Nadie niega el abandono a la seguridad pública por parte de Peña Nieto, nadie olvida la masacre de los estudiantes de Ayotzinapa (en realidad no hay nada cierto sobre su paradero), para nadie es ajena la política de la simulación por parte del gabinete federal; por eso mismo la ciudadanía ha de asegurar la delimitación y las competencias de sus gobernantes en los momentos de gloria, si los hubiere, pero también en los de pesar. Las recientes desgracias provocadas por la naturaleza y al mismo tiempo por la corrupción que siempre genera más víctimas entre los pobres, llevó, por ejemplo, al gobernador de Nuevo León a echarle la culpa a dios, cosa que quizá Álvarez Monge ni el gabinete local harían en Chihuahua dada sus filias religiosas. Pero sí al de enfrente.

Pero una cosa es errar y otra es perder el piso. La sangre, hasta donde se sabe, es de un solo color. No hay partido, ni cromo, ni siglas que valgan un argumento para deslindar al gobierno de sus responsabilidades en los hechos de violencia que aquejan al estado de Chihuahua nuevamente. La época de terror y del miedo administrado tanto por Duarte como por los grupos criminales parece estarse reponiendo, y en esta vorágine de especulaciones hasta circulan en internet mensajes supuestamente provenientes de las células violentas para paralizar a la población, o aparecen en la prensa extrañas detenciones de secuestradores de un supuesto empresario cuya identidad se oculta, a diferencia de las víctimas de la Rosario, que se exhiben con nombres y apellidos.

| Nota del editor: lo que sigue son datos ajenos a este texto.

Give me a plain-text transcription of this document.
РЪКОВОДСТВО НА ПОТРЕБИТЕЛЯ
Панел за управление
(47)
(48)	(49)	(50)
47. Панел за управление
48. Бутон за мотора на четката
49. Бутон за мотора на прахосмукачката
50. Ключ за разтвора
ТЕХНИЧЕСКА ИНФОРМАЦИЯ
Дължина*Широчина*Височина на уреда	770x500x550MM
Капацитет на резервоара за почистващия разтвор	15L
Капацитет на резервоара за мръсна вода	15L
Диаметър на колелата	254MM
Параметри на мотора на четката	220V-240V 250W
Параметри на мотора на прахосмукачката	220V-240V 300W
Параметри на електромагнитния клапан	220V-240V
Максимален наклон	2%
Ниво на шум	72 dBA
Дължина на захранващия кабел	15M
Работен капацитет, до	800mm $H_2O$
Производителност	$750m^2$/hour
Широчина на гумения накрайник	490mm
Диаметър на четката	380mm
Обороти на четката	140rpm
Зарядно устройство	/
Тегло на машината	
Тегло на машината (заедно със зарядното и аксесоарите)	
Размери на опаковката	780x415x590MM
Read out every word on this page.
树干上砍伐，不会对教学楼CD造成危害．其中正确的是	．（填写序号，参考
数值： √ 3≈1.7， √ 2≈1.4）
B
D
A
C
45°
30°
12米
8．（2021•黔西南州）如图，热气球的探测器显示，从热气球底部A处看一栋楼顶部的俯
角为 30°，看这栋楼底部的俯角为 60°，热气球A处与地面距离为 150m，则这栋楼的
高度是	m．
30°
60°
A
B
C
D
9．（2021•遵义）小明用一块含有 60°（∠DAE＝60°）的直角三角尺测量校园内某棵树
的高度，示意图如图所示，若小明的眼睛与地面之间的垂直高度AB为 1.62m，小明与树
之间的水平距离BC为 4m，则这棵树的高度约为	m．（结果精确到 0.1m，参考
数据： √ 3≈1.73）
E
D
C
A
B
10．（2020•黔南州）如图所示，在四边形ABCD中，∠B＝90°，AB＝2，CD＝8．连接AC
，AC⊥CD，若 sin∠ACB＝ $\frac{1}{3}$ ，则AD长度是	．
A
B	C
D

Hace siete u ocho años el río revuelto de la criminalidad trajo consigo muchas desgracias. El crecimiento de la violencia en la entidad ya no es una preocupación sino una exigencia respecto de su contención, cuando menos. La ciudadanía no espera que los que ahora ostentan el poder se vuelquen en exenciones apresuradas, en astucias verbales. Lo que requiere Chihuahua son hechos, no palabras. Con el 2018 a la puerta, ¿a quién (es) conviene gobernar con el miedo?